The man who "turned thousands of children into mathematicians, and thousands of mathematicians into children" is no more. James Randi's post here. NYT obit here.
I posted my thoughts on Gardner just a few months ago, when he turned 95.
Surprising perhaps but I never read any thing by Gardner. It was lecturer Krishnamurty in Loyola College, Madras who used to teach once a week a sort of supplementary topics kind of course explaining functions, graphs and the numbers. He explained some of Cantor's ideas like his diagonal argument and that real numbers are not countable. Mathematics did not seem like calculations any more and had ideas, theories etc. Then I started looking at general books like E.T. Bell's Men of Mathematics", Courant and Robbins "What is mathematics', and they helped to appreciate mathes a bit more. For some reason I never liked puzzles or games but liked theorems and theories. I guess that there are different types of mathematics and different routes to appreciate aspects of it.

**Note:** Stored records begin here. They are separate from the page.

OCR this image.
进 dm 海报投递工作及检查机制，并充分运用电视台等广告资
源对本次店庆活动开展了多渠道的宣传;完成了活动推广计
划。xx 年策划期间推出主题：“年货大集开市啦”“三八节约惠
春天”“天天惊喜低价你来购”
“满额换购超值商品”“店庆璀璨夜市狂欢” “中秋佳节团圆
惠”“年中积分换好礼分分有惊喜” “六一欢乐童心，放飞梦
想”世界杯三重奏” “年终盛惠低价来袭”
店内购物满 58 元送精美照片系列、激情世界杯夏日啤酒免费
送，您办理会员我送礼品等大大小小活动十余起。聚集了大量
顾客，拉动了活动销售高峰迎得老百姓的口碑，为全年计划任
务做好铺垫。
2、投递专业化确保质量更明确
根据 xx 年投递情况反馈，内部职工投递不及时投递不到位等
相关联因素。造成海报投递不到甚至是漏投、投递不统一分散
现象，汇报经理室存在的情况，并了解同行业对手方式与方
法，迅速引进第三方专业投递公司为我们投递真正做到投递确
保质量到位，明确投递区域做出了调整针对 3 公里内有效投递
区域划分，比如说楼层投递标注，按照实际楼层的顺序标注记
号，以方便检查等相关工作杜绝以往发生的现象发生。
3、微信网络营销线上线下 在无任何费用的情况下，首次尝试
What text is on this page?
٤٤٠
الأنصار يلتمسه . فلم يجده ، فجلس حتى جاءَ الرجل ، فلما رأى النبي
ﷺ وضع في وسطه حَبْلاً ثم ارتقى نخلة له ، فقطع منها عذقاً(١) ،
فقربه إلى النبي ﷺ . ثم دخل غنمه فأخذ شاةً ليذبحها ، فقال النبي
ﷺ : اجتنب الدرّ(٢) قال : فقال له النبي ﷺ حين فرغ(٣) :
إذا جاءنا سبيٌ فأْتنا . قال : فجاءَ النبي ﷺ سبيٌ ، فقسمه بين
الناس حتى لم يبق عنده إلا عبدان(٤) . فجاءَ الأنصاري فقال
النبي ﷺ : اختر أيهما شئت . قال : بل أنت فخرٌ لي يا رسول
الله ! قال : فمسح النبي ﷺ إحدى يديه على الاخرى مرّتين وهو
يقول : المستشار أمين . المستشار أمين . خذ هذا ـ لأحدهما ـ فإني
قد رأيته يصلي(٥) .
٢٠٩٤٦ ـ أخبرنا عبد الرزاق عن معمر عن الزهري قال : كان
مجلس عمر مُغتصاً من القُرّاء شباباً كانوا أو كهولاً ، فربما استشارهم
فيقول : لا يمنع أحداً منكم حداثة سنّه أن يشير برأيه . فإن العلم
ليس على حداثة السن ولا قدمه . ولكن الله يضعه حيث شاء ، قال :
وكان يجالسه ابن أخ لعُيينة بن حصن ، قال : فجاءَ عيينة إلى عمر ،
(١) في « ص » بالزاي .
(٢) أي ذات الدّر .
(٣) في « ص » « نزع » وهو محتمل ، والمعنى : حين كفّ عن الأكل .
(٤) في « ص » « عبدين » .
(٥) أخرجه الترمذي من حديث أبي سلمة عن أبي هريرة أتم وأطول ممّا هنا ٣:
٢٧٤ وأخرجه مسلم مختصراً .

gaddeswarup - Gardner's reputation for puzzles seems to dominate the obits, but puzzles were a small part of his Mathematical Games columns and an even smaller part of his total output. Primarily he wrote about 'recreational mathematics'. It's interesting you mention Cantor's diagonal argument because I first encountered that in a Gardner column called 'Aleph Null and Aleph One'. The column was on the countable infinity (aleph null) and the infinity of the reals (aleph one) and the question of whether there is any intermediate kind of infinity. (The answer is surprising. )
It was possibly inappropriate on my part making that comment when somebody died but the diversity of the backgrounds of scientists from India and what stimulated them in early years continues to be a source of surprise to me.